Talya Raz converses with a lineage of women artists who have explored the relationship between body, material, and intersections of feminine identity. From Louise Bourgeois, who illuminated the complexities of the maternal experience, through Rebecca Horn, who used performance and prosthetics to emphasize the body’s boundaries and the possibility of stretching them, to Ana Mendieta, who used her own body as a central element through performances and physical gestures created in situ, merging intimately with the elements of nature. Raz positions herself within a critical feminist tradition that frames the body and its functions as a site of rupture and reinvention.

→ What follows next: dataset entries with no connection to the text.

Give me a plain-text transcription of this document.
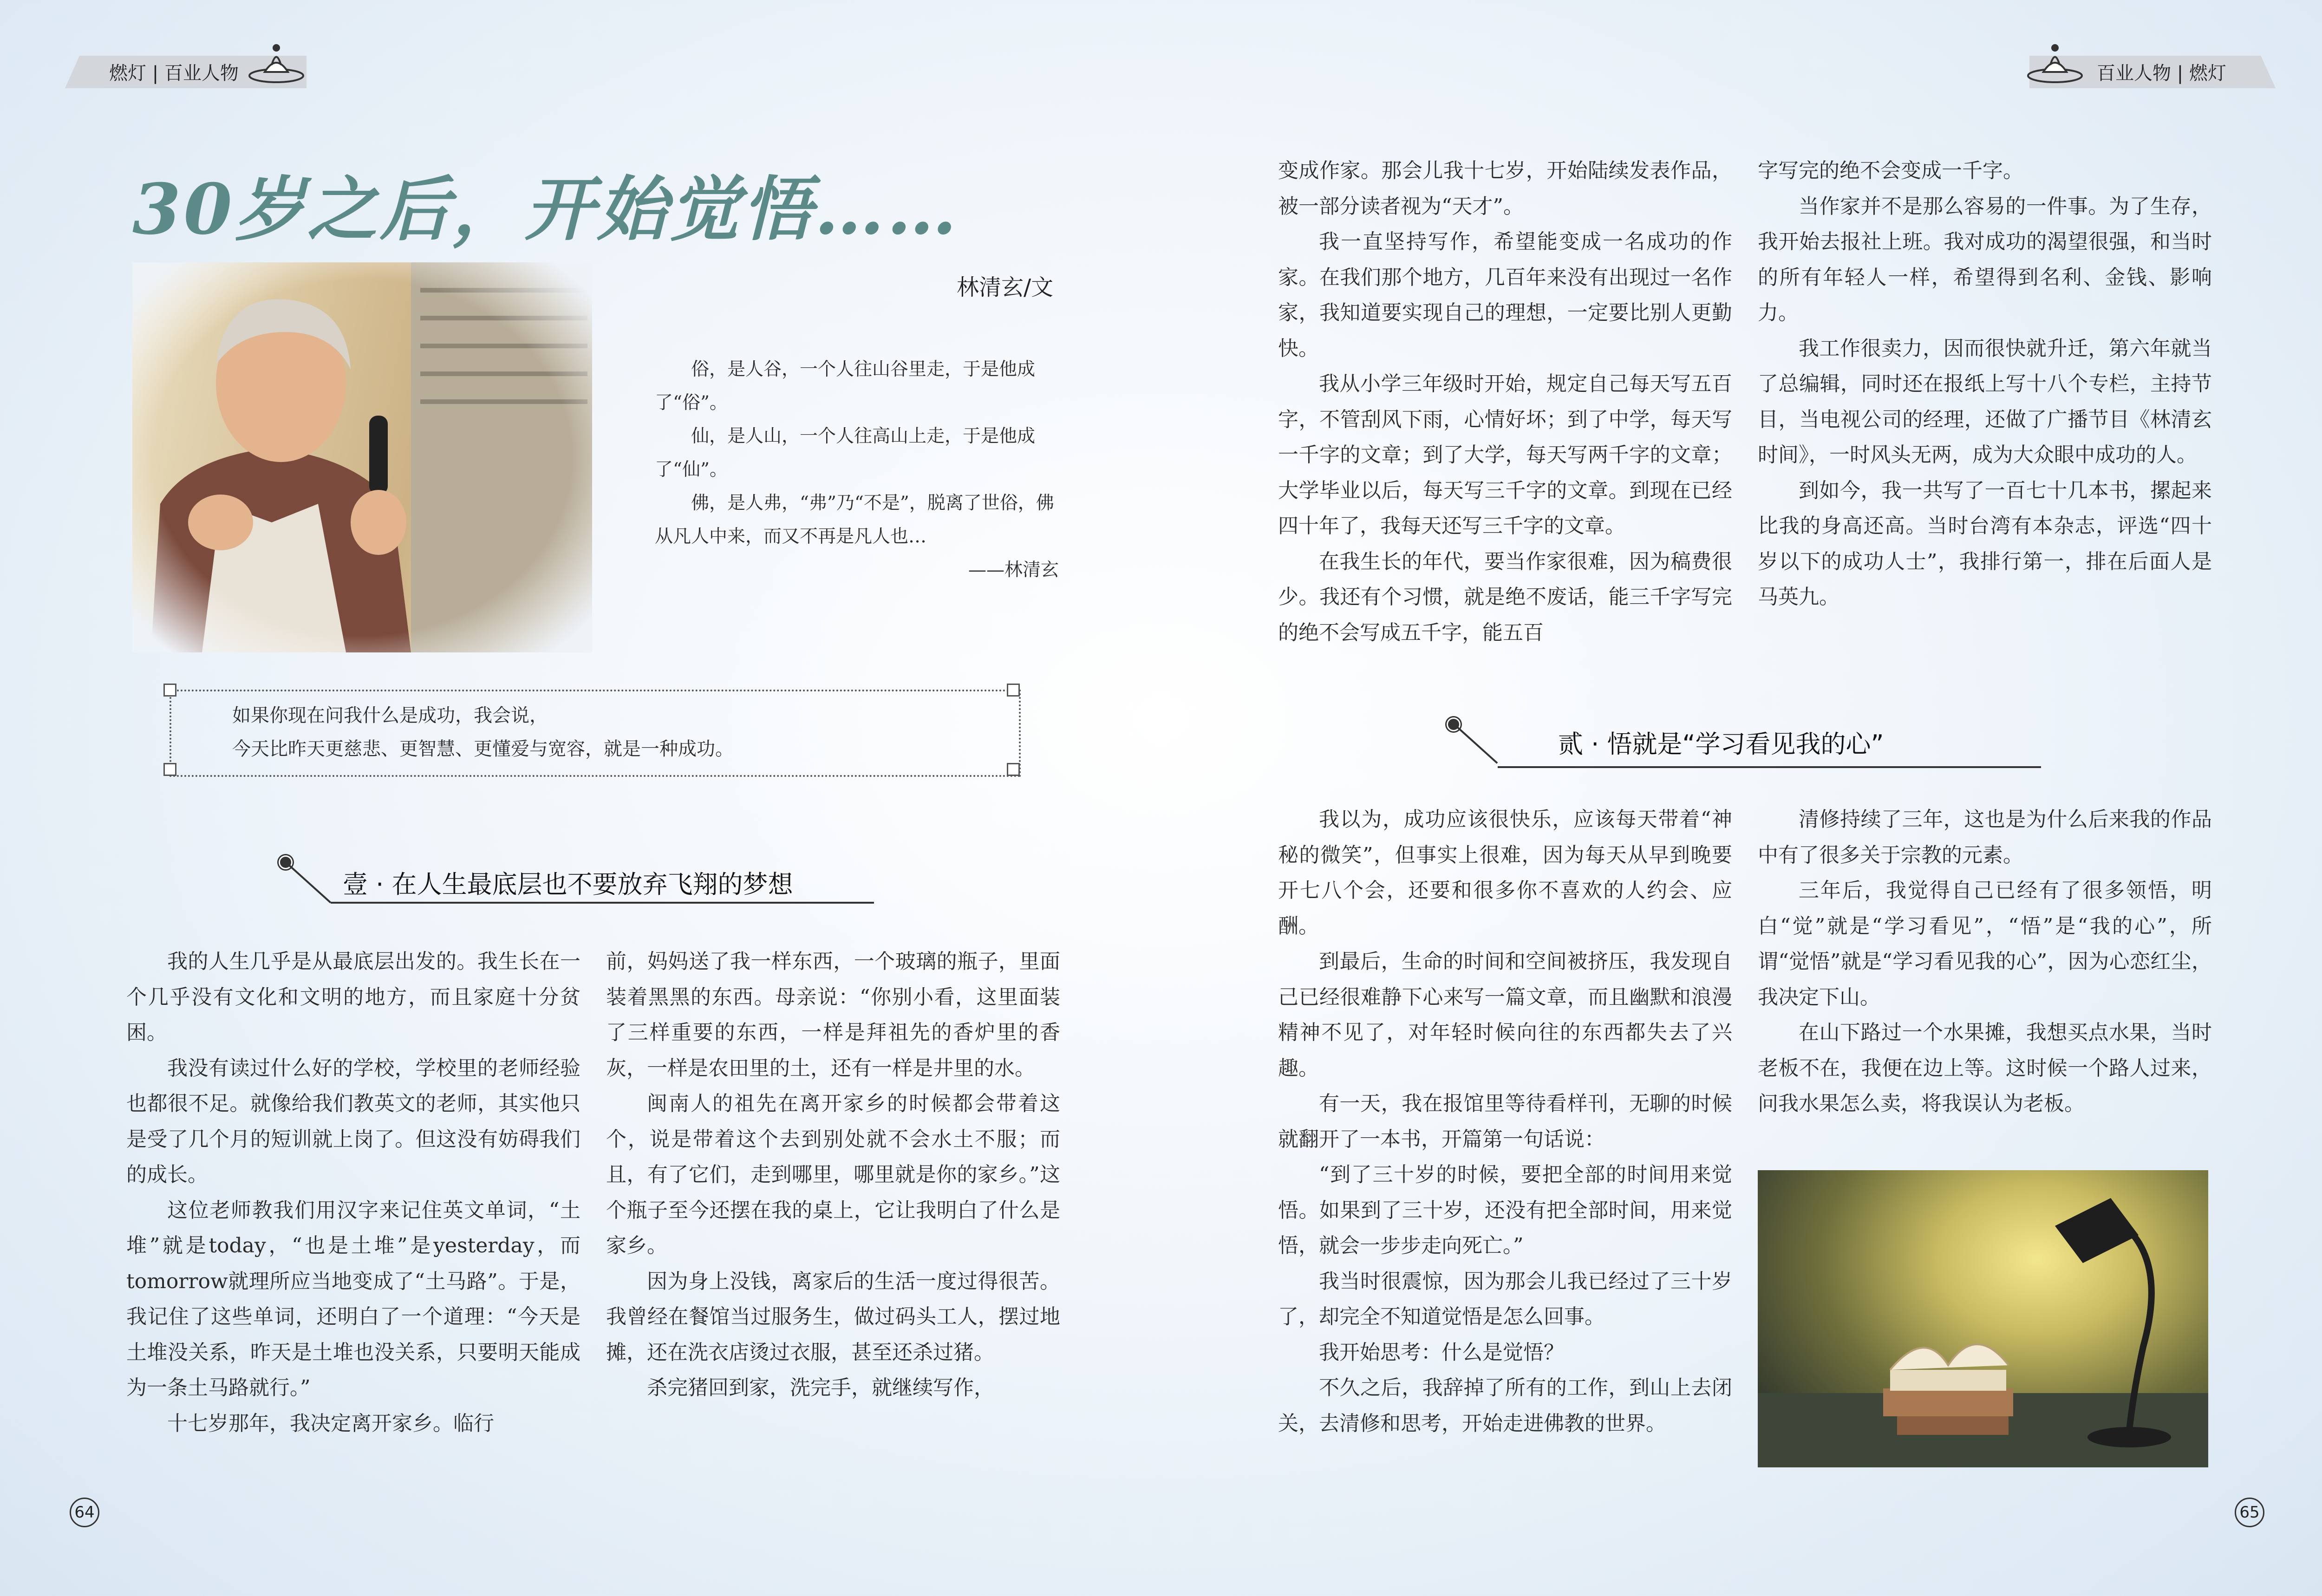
燃灯 | 百业人物	百业人物 | 燃灯
30岁之后，开始觉悟……
林清玄/文

俗，是人谷，一个人往山谷里走，于是他成了“俗”。

仙，是人山，一个人往高山上走，于是他成了“仙”。

佛，是人弗，“弗”乃“不是”，脱离了世俗，佛从凡人中来，而又不再是凡人也…

——林清玄

如果你现在问我什么是成功，我会说，
今天比昨天更慈悲、更智慧、更懂爱与宽容，就是一种成功。
壹 · 在人生最底层也不要放弃飞翔的梦想

我的人生几乎是从最底层出发的。我生长在一个几乎没有文化和文明的地方，而且家庭十分贫困。

我没有读过什么好的学校，学校里的老师经验也都很不足。就像给我们教英文的老师，其实他只是受了几个月的短训就上岗了。但这没有妨碍我们的成长。

这位老师教我们用汉字来记住英文单词，“土堆”就是today，“也是土堆”是yesterday，而tomorrow就理所应当地变成了“土马路”。于是，我记住了这些单词，还明白了一个道理：“今天是土堆没关系，昨天是土堆也没关系，只要明天能成为一条土马路就行。”

十七岁那年，我决定离开家乡。临行

前，妈妈送了我一样东西，一个玻璃的瓶子，里面装着黑黑的东西。母亲说：“你别小看，这里面装了三样重要的东西，一样是拜祖先的香炉里的香灰，一样是农田里的土，还有一样是井里的水。

闽南人的祖先在离开家乡的时候都会带着这个，说是带着这个去到别处就不会水土不服；而且，有了它们，走到哪里，哪里就是你的家乡。”这个瓶子至今还摆在我的桌上，它让我明白了什么是家乡。

因为身上没钱，离家后的生活一度过得很苦。我曾经在餐馆当过服务生，做过码头工人，摆过地摊，还在洗衣店烫过衣服，甚至还杀过猪。

杀完猪回到家，洗完手，就继续写作，

变成作家。那会儿我十七岁，开始陆续发表作品，被一部分读者视为“天才”。

我一直坚持写作，希望能变成一名成功的作家。在我们那个地方，几百年来没有出现过一名作家，我知道要实现自己的理想，一定要比别人更勤快。

我从小学三年级时开始，规定自己每天写五百字，不管刮风下雨，心情好坏；到了中学，每天写一千字的文章；到了大学，每天写两千字的文章；大学毕业以后，每天写三千字的文章。到现在已经四十年了，我每天还写三千字的文章。

在我生长的年代，要当作家很难，因为稿费很少。我还有个习惯，就是绝不废话，能三千字写完的绝不会写成五千字，能五百

字写完的绝不会变成一千字。

当作家并不是那么容易的一件事。为了生存，我开始去报社上班。我对成功的渴望很强，和当时的所有年轻人一样，希望得到名利、金钱、影响力。

我工作很卖力，因而很快就升迁，第六年就当了总编辑，同时还在报纸上写十八个专栏，主持节目，当电视公司的经理，还做了广播节目《林清玄时间》，一时风头无两，成为大众眼中成功的人。

到如今，我一共写了一百七十几本书，摞起来比我的身高还高。当时台湾有本杂志，评选“四十岁以下的成功人士”，我排行第一，排在后面人是马英九。

贰 · 悟就是“学习看见我的心”

我以为，成功应该很快乐，应该每天带着“神秘的微笑”，但事实上很难，因为每天从早到晚要开七八个会，还要和很多你不喜欢的人约会、应酬。

到最后，生命的时间和空间被挤压，我发现自己已经很难静下心来写一篇文章，而且幽默和浪漫精神不见了，对年轻时候向往的东西都失去了兴趣。

有一天，我在报馆里等待看样刊，无聊的时候就翻开了一本书，开篇第一句话说：

“到了三十岁的时候，要把全部的时间用来觉悟。如果到了三十岁，还没有把全部时间，用来觉悟，就会一步步走向死亡。”

我当时很震惊，因为那会儿我已经过了三十岁了，却完全不知道觉悟是怎么回事。

我开始思考：什么是觉悟？

不久之后，我辞掉了所有的工作，到山上去闭关，去清修和思考，开始走进佛教的世界。

清修持续了三年，这也是为什么后来我的作品中有了很多关于宗教的元素。

三年后，我觉得自己已经有了很多领悟，明白“觉”就是“学习看见”，“悟”是“我的心”，所谓“觉悟”就是“学习看见我的心”，因为心恋红尘，我决定下山。

在山下路过一个水果摊，我想买点水果，当时老板不在，我便在边上等。这时候一个路人过来，问我水果怎么卖，将我误认为老板。

64	65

Ground Water offers a multilayered experience—visually, emotionally, and cognitively. It juxtaposes a sense of danger and being on the edge of an abyss with the possibility of rebirth, hovering between a vulnerable body and a powerful mythical image. Like groundwater that flows in the depths, undetected from above, Raz’s works offer a glimpse into the hidden currents from which we draw our existence, such that enable seeking and articulating a wide open and evolving mode of being.
About the artist and the curator
Talya Raz is an artist and a member of the Alfred Cooperative Institute for Art (since 2012). She holds both a BA and an MFA in Fine Arts from the University of Haifa (2007), and studied at the Free Academy of Visual Arts in The Hague, Netherlands (2000).
Raz has participated in residency programs and has exhibited in solo and group exhibitions in Israel and abroad, including: the Haifa Museum of Art; the Municipal Gallery in Bremen, Germany; Gallery 39, Tel Aviv; Beton Box Gallery, Düsseldorf, Germany; the Lohamei HaGeta'ot Gallery; and Hanina Gallery, Tel Aviv.
Lior Schur is a visual artist and a member and curator at the Alfred Cooperative Art Institute (since 2013). She holds a B.ed in Art and Education from the excellence program at HaMidrasha Faculty of Arts, Beit Berel (2008) and is a certified Art Therapist (MA) from Lesley University (2014). Co-founder of the "Art Animals" project: Art viewing courses that combine visual and verbal texts.